AMERICAN REPORTAGE EXHIBITS
American Reportage offers a collection of exhibits available for rental by galleries, museums, educational institutions and others. Information about each available exhibit is listed below. Please contact the individual member photojournalist to discuss fees and schedule a show.
The exhibition consists of twenty black and white framed silver gelatin prints at 16x20 inches.
The show requires 70 linear feet.
For rental fee and availability, please contact pete.marovich@americanreportage.com
SHADOWS OF THE GULLAH GEECHEE
Pete Marovich
When slavery was abolished in 1863, the Gullah Geechee people of the Sea Islands settled in the lands they once worked as slaves when plantation owners abandoned their property. They continued their traditions – making sea grass baskets, burying their dead by the shore, farming vegetables and fruits and living life simply.

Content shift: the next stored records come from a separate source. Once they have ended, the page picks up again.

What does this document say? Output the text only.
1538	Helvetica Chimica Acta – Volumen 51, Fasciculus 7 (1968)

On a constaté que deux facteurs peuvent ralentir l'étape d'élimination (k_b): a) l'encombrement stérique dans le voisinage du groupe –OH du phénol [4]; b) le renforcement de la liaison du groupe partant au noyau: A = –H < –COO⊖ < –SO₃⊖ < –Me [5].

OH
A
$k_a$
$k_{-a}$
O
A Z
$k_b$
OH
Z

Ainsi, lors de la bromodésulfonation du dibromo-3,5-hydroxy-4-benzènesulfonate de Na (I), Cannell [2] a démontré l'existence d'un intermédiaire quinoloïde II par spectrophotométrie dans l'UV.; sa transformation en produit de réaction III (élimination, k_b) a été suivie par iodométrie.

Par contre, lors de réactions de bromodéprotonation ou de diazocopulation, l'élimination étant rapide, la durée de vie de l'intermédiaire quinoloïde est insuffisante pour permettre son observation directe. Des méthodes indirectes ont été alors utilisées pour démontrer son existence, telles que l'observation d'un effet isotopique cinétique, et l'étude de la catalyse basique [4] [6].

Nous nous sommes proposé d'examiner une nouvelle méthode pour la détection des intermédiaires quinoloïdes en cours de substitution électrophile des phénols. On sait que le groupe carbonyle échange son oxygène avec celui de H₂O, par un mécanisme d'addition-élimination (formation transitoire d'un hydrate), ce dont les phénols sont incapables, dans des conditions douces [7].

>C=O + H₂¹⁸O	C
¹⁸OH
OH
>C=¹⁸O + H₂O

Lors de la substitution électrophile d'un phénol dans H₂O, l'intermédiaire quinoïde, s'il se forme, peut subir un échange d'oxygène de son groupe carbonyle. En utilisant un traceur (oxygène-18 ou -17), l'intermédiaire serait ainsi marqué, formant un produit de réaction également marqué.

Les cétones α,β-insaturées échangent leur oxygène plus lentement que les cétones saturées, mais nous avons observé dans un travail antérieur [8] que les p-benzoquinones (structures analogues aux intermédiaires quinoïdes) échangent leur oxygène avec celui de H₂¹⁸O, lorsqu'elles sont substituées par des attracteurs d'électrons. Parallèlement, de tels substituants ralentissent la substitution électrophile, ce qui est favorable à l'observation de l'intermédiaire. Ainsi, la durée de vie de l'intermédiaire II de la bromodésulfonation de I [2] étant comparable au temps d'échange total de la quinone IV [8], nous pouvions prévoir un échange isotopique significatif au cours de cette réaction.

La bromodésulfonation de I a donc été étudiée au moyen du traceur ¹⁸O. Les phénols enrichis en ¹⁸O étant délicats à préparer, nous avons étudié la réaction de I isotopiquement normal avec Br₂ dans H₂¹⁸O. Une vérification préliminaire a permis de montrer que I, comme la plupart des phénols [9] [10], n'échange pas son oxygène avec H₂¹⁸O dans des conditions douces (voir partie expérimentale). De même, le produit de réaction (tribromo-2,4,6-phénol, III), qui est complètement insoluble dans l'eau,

They created their own communities steeped in religion and African traditions.
Having lived this way for decades, the Gullah Geechee are believed to be one of the most authentic African American communities in the United States. Now their culture is in danger of being consumed by golf courses, resorts and million-dollar homes. Many are losing their land due to skyrocketing property taxes and their their access to traditional hunting and fishing grounds have been cut off. Large corporate fishing operations strangle the independent Gullah Geechee shrimper and oysterman.
The Gullah Geechee Coast extends for hundreds of miles between Cape Fear, N.C., and the St. Johns River in Florida. In 2004, the National Trust for Historic Preservation named the Gullah Geechee Coast one of the 11 most endangered placed in the United States. “Unless something is done to halt the destruction, [the] Gullah Geechee culture will be relegated to museums and history books, and our nation’s unique cultural mosaic will lose one of its richest and most colorful pieces,” states the National Trust Website.

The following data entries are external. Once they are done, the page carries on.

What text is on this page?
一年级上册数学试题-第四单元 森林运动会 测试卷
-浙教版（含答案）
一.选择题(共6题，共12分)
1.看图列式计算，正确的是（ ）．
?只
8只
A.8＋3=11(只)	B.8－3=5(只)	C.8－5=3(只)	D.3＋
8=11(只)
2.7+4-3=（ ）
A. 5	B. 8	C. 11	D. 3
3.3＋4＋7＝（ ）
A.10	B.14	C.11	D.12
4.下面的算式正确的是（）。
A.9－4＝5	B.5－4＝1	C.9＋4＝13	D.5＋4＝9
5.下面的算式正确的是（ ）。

NOTE: There is no rental fee for verified Gullah Geechee organizations. Transportation fees and insurance requirements still apply.
Previous Exhibitions
The exhibition consists of twenty, color, framed digital pigment prints at 16x20 inches.

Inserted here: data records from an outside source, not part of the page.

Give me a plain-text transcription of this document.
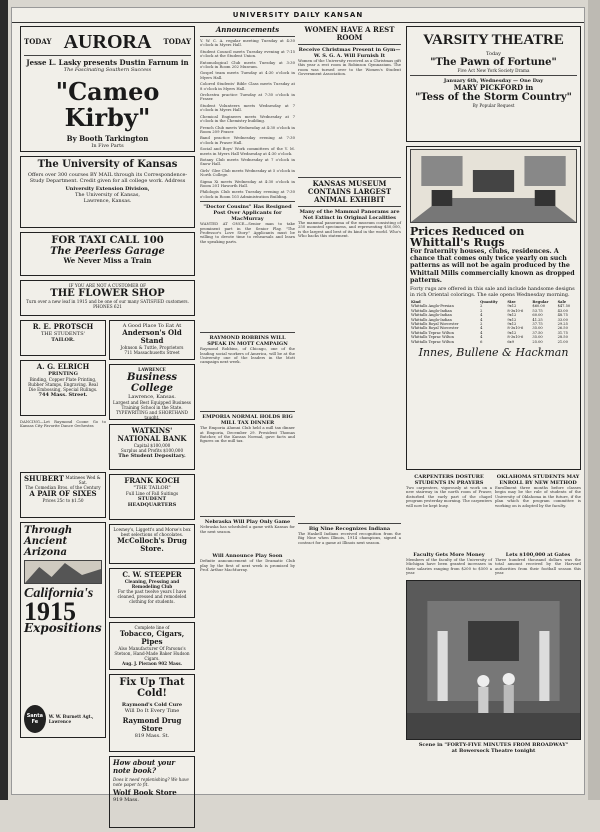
UNIVERSITY DAILY KANSAN
TODAY AURORA TODAY
Jesse L. Lasky presents Dustin Farnum in
The Fascinating Southern Success
"Cameo Kirby"
By Booth Tarkington
In Five Parts
The University of Kansas
Offers over 300 courses BY MAIL through its Correspondence-Study Department. Credit given for all college work. Address
University Extension Division,
The University of Kansas,
Lawrence, Kansas.
FOR TAXI CALL 100
The Peerless Garage
We Never Miss a Train
IF YOU ARE NOT A CUSTOMER OF
THE FLOWER SHOP
Turn over a new leaf in 1915 and be one of our many SATISFIED customers. PHONES 621
R. E. PROTSCH
THE STUDENTS'
TAILOR.
A. G. ELRICH
PRINTING
Binding, Copper Plate Printing, Rubber Stamps, Engraving. Real Die Embossing, Special Rulings.
744 Mass. Street.
DANCING—Let Raymond Coone Go to Kansas City Favorite Dance Orchestra
SHUBERT Matinees Wed & Sat.
The Comedian Bros. of the Century
A PAIR OF SIXES
Prices 25c to $1.50
Through
Ancient
Arizona
California's
1915
Expositions
Santa Fe
W. W. Burnett Agt., Lawrence
A Good Place To Eat At
Anderson's Old Stand
Johnson & Tuttle, Proprietors
711 Massachusetts Street
LAWRENCE
Business College
Lawrence, Kansas.
Largest and Best Equipped Business Training School in the State. TYPEWRITING and SHORTHAND taught.
WATKINS' NATIONAL BANK
Capital $100,000
Surplus and Profits $100,000
The Student Depositary.
FRANK KOCH
"THE TAILOR"
Full Line of Fall Suitings
STUDENT HEADQUARTERS
Lowney's, Liggett's and Morse's box
best selections of chocolates.
McColloch's Drug Store.
C. W. STEEPER
Cleaning, Pressing and Remodeling Club
For the past twelve years I have cleaned, pressed and remodeled clothing for students.
Complete line of
Tobacco, Cigars, Pipes
Also Manufacturer Of Parsons's Stetson, Hand-Made Baker Hudson Cigars.
Aug. J. Pieraon 902 Mass.
Fix Up That Cold!
Raymond's Cold Cure
Will Do It Every Time
Raymond Drug Store
819 Mass. St.
How about your note book?
Does it need replenishing? We have note paper to fit.
Wolf Book Store
919 Mass.
Announcements
Y. W. C. A. regular meeting Tuesday at 4:30 o'clock in Myers Hall.
Student Council meets Tuesday evening at 7:15 o'clock at the Student Union.
Entomological Club meets Tuesday at 3:30 o'clock in Room 202 Museum.
Gospel team meets Tuesday at 4:30 o'clock in Myers Hall.
Colored Students' Bible Class meets Tuesday at 8 o'clock in Myers Hall.
Orchestra practice Tuesday at 7:30 o'clock in Fraser.
Student Volunteers meets Wednesday at 7 o'clock in Myers Hall.
Chemical Engineers meets Wednesday at 7 o'clock in the Chemistry building.
French Club meets Wednesday at 4:30 o'clock in Room 209 Fraser.
Band practice Wednesday evening at 7:30 o'clock in Fraser Hall.
Social and Boys' Work committees of the Y. M. meets in Myers Hall Wednesday at 4:30 o'clock.
Botany Club meets Wednesday at 7 o'clock in Snow Hall.
Girls' Glee Club meets Wednesday at 5 o'clock in North College.
Sigma Xi meets Wednesday at 4:30 o'clock in Room 201 Haworth Hall.
Philologis Club meets Tuesday evening at 7:30 o'clock in Room 103 Administration Building.
"Doctor Cousins" Has Resigned Post Over Applicants for MacMurray
WANTED AT ONCE—Senior man to take prominent part in the Senior Play, "The Professor's Love Story." Applicants must be willing to devote time to rehearsals and learn the speaking parts.
RAYMOND ROBBINS WILL SPEAK IN MOTT CAMPAIGN
Raymond Robbins, of Chicago, one of the leading social workers of America, will be at the University one of the leaders in the Mott campaign next week.
EMPORIA NORMAL HOLDS BIG MILL TAX DINNER
The Emporia Alumni Club held a mill tax dinner at Emporia, December 29. President Thomas Butcher, of the Kansas Normal, gave facts and figures on the mill tax.
Nebraska Will Play Only Game
Nebraska has scheduled a game with Kansas for the next season.
Will Announce Play Soon
Definite announcement of the Dramatic Club play by the first of next week is promised by Prof. Arthur MacMurray.
WOMEN HAVE A REST ROOM
Receive Christmas Present in Gym—W. S. G. A. Will Furnish It
Women of the University received as a Christmas gift this year a rest room in Robinson Gymnasium. The room was turned over to the Women's Student Government Association.
KANSAS MUSEUM CONTAINS LARGEST ANIMAL EXHIBIT
Many of the Mammal Panorams are Not Extinct in Original Localities
The mammal panorama of the museum consisting of 250 mounted specimens, and representing $50,000, is the largest and best of its kind in the world. Who's Who backs this statement.
Big Nine Recognizes Indiana
The Haskell Indians received recognition from the Big Nine when Illinois, 1914 champions, signed a contract for a game at Illinois next season.
VARSITY THEATRE
Today
"The Pawn of Fortune"
Five Act New York Society Drama
January 6th, Wednesday — One Day
MARY PICKFORD in
"Tess of the Storm Country"
By Popular Request
Prices Reduced on Whittall's Rugs
For fraternity houses, clubs, residences. A chance that comes only twice yearly on such patterns as will not be again produced by the Whittall Mills commercially known as dropped patterns.
Forty rugs are offered in this sale and include handsome designs in rich Oriental colorings. The sale opens Wednesday morning.
Kind	Quantity	Size	Regular	Sale
Whittalls Anglo-Persian	2	9x12	$60.00	$47.50
Whittalls Anglo-Indian	2	8-3x10-6	53.75	43.00
Whittalls Anglo-Indian	4	9x12	60.00	48.75
Whittalls Anglo-Indian	4	9x12	41.25	33.00
Whittalls Royal Worcester	2	9x12	37.75	29.25
Whittalls Royal Worcester	4	8-3x10-6	35.00	26.50
Whittalls Teprac Wilton	4	9x12	37.50	31.75
Whittalls Teprac Wilton	4	8-3x10-6	35.00	28.50
Whittalls Teprac Wilton	6	6x9	25.00	21.00
Innes, Bullene & Hackman
CARPENTERS DOSTURE STUDENTS IN PRAYERS
Two carpenters, vigorously at work on a new stairway in the north room of Fraser, disturbed the early part of the chapel program yesterday morning. The carpenters will now be kept busy.
Faculty Gets More Money
Members of the faculty of the University of Michigan have been granted increases in their salaries ranging from $200 to $500 a year.
OKLAHOMA STUDENTS MAY ENROLL BY NEW METHOD
Enrollment three months before classes begin may be the rule of students of the University of Oklahoma in the future, if the plan which the program committee is working on is adopted by the faculty.
Lets $100,000 at Gates
Three hundred thousand dollars was the total amount received by the Harvard authorities from their football season this year.
Scene in "FORTY-FIVE MINUTES FROM BROADWAY"
at Bowersock Theatre tonight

The show requires 70 linear feet.
For rental fee and availability, please contact pete.marovich@americanreportage.com
WITNESS TO HISTORY
Pete Marovich
Politics in the United States has become toxic. The country is torn by a partisan discord that has escalated over the past 10 years, and is now teetering at the point of dysfunction. Bipartisanship has been reduced to a four-letter-word.
President Barack Obama ran as a “hope and change” candidate in 2008, capitalizing on voter’s frustration with President George W. Bush and the Iraq War. Eight years later, Donald Trump ran a toxic anti-Obama campaign that had its roots in the Tea Party Movement which has had a major impact on the internal politics of the Republican Party.
The election of President Barack Obama highlighted the stubborn racism that remains in America.
The election of Donald J. Trump as president of the United States was met with shock and disbelief and has plunged the United States and the rest of the world into a period of uncertainty about the policies and impact of his administration.
Pete Marovich has been photographing politics in Washington, DC, since 2008 as a contract photographer for The New York Times, The Washington Post, The Boston Globe as well as wire services such as Getty Images, EuropeanPressPhoto Agency, United Press International and Abaca Press.